A smooth-skinned frog, M. rubra has a reddish dorsal surface, and darker sides.  A dark stripe runs from its rounded snout through its eyes and back to its hind legs.  Its legs have a banded pattern, and there is a dark brown mark across the thigh.  Its belly is creamy white, sometimes with brown markings on the throat.  Male snout-vent length is 20-28 mm, females are slightly larger at 20-30 mm (Thurston 1888; Boulenger 1890)
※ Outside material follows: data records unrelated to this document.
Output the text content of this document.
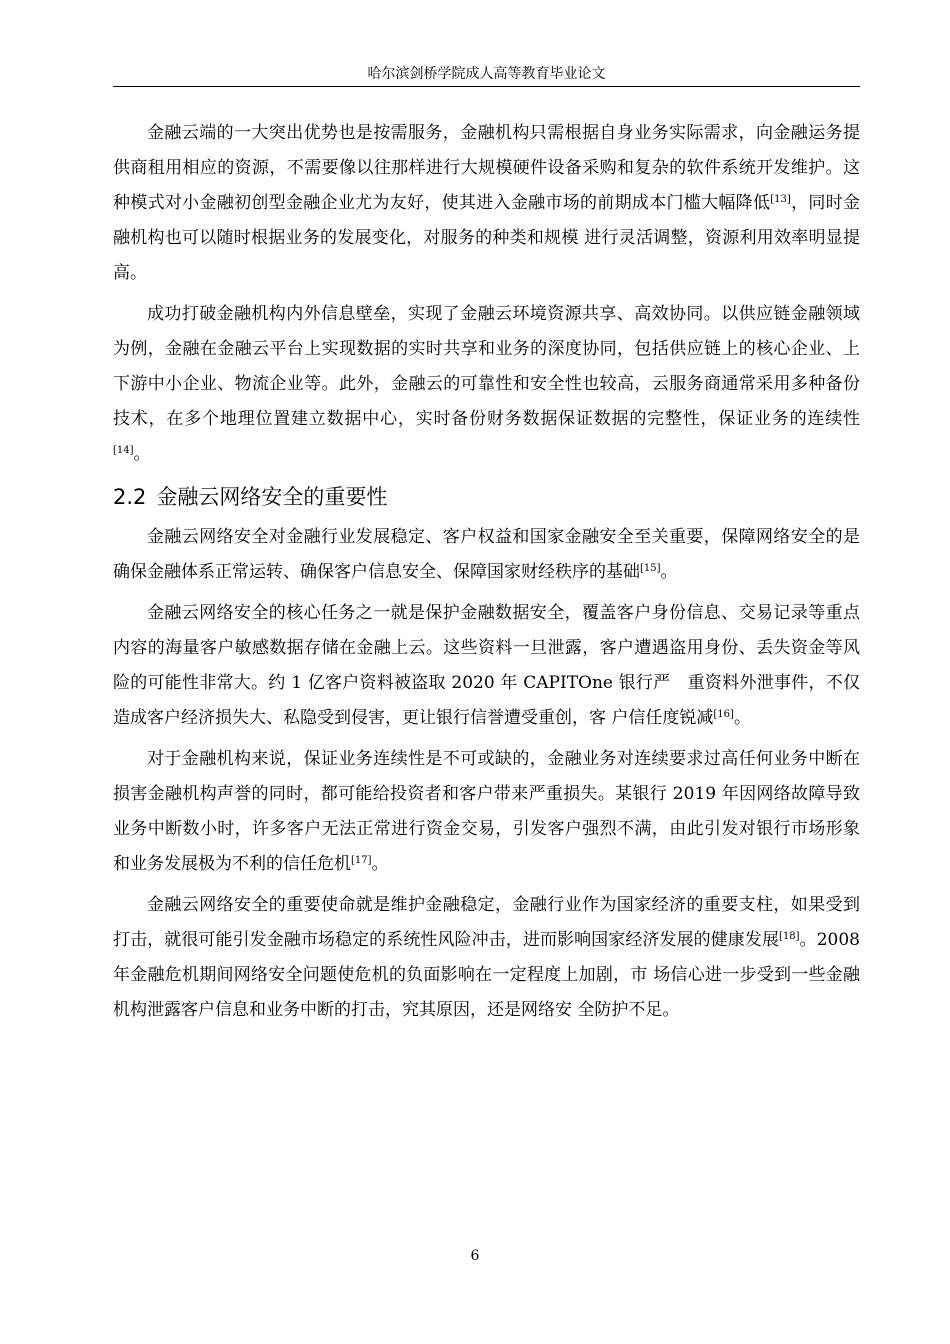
哈尔滨剑桥学院成人高等教育毕业论文

金融云端的一大突出优势也是按需服务，金融机构只需根据自身业务实际需求，向金融运务提供商租用相应的资源，不需要像以往那样进行大规模硬件设备采购和复杂的软件系统开发维护。这种模式对小金融初创型金融企业尤为友好，使其进入金融市场的前期成本门槛大幅降低[13]，同时金融机构也可以随时根据业务的发展变化，对服务的种类和规模 进行灵活调整，资源利用效率明显提高。

成功打破金融机构内外信息壁垒，实现了金融云环境资源共享、高效协同。以供应链金融领域为例，金融在金融云平台上实现数据的实时共享和业务的深度协同，包括供应链上的核心企业、上下游中小企业、物流企业等。此外，金融云的可靠性和安全性也较高，云服务商通常采用多种备份技术，在多个地理位置建立数据中心，实时备份财务数据保证数据的完整性，保证业务的连续性[14]。

2.2 金融云网络安全的重要性

金融云网络安全对金融行业发展稳定、客户权益和国家金融安全至关重要，保障网络安全的是确保金融体系正常运转、确保客户信息安全、保障国家财经秩序的基础[15]。

金融云网络安全的核心任务之一就是保护金融数据安全，覆盖客户身份信息、交易记录等重点内容的海量客户敏感数据存储在金融上云。这些资料一旦泄露，客户遭遇盗用身份、丢失资金等风险的可能性非常大。约 1 亿客户资料被盗取 2020 年 CAPITOne 银行严　重资料外泄事件，不仅造成客户经济损失大、私隐受到侵害，更让银行信誉遭受重创，客 户信任度锐减[16]。

对于金融机构来说，保证业务连续性是不可或缺的，金融业务对连续要求过高任何业务中断在损害金融机构声誉的同时，都可能给投资者和客户带来严重损失。某银行 2019 年因网络故障导致业务中断数小时，许多客户无法正常进行资金交易，引发客户强烈不满，由此引发对银行市场形象和业务发展极为不利的信任危机[17]。

金融云网络安全的重要使命就是维护金融稳定，金融行业作为国家经济的重要支柱，如果受到打击，就很可能引发金融市场稳定的系统性风险冲击，进而影响国家经济发展的健康发展[18]。2008 年金融危机期间网络安全问题使危机的负面影响在一定程度上加剧，市 场信心进一步受到一些金融机构泄露客户信息和业务中断的打击，究其原因，还是网络安 全防护不足。

6
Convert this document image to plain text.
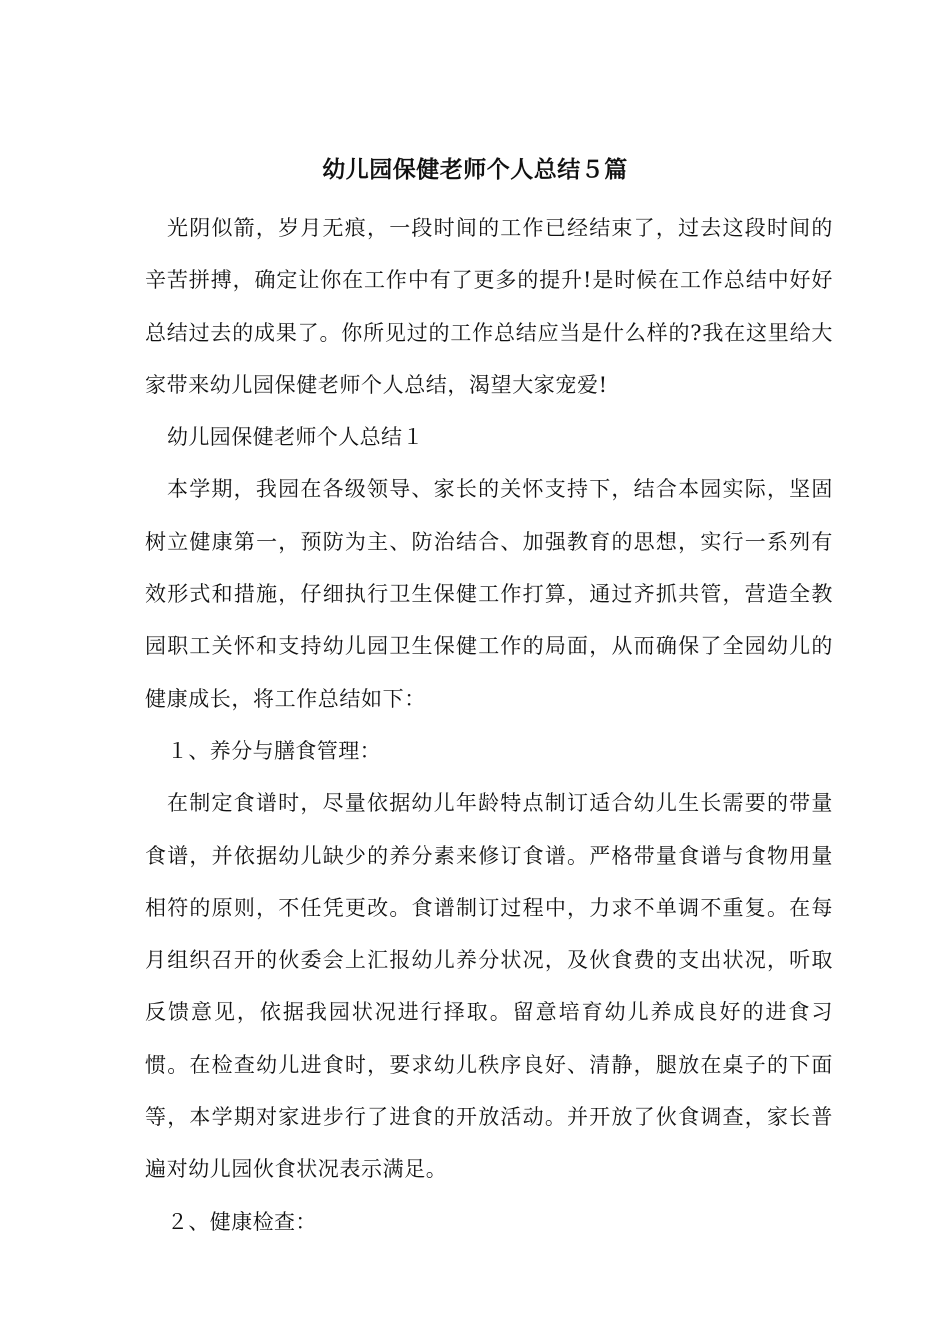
幼儿园保健老师个人总结５篇

光阴似箭，岁月无痕，一段时间的工作已经结束了，过去这段时间的辛苦拼搏，确定让你在工作中有了更多的提升!是时候在工作总结中好好总结过去的成果了。你所见过的工作总结应当是什么样的?我在这里给大家带来幼儿园保健老师个人总结，渴望大家宠爱!

幼儿园保健老师个人总结１

本学期，我园在各级领导、家长的关怀支持下，结合本园实际，坚固树立健康第一，预防为主、防治结合、加强教育的思想，实行一系列有效形式和措施，仔细执行卫生保健工作打算，通过齐抓共管，营造全教园职工关怀和支持幼儿园卫生保健工作的局面，从而确保了全园幼儿的健康成长，将工作总结如下：

１、养分与膳食管理：

在制定食谱时，尽量依据幼儿年龄特点制订适合幼儿生长需要的带量食谱，并依据幼儿缺少的养分素来修订食谱。严格带量食谱与食物用量相符的原则，不任凭更改。食谱制订过程中，力求不单调不重复。在每月组织召开的伙委会上汇报幼儿养分状况，及伙食费的支出状况，听取反馈意见，依据我园状况进行择取。留意培育幼儿养成良好的进食习惯。在检查幼儿进食时，要求幼儿秩序良好、清静，腿放在桌子的下面等，本学期对家进步行了进食的开放活动。并开放了伙食调查，家长普遍对幼儿园伙食状况表示满足。

２、健康检查：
Microhyla rubra reproduces in still ephemeral pools and rice paddies.  Adults breed during monsoon season, producing flat, transparent egg masses.  Bowatte and Meegaskumbura (2011) characterized the larval stages of “Microhyla rubra” in Sri Lanka.  As stated above, Sri Lankan populations are now considered to be a new, closely related species, M. mihintalei.  It would be interesting to compare the biology of tadpoles from peninsular India.  Sri Lankan tadpoles swim close to the water surface, feeding on plankton and suspended particles.  They develop in 77 days. Bowatte and Meegaskumbura (2011) found that in Sri Lanka these tadpoles were not found in any rice paddies, only in ephemeral pools.

Microhyla rubra is also known as the Guangdong rice frog and Jerdon’s narrow-mouthed frog (Frost 2016).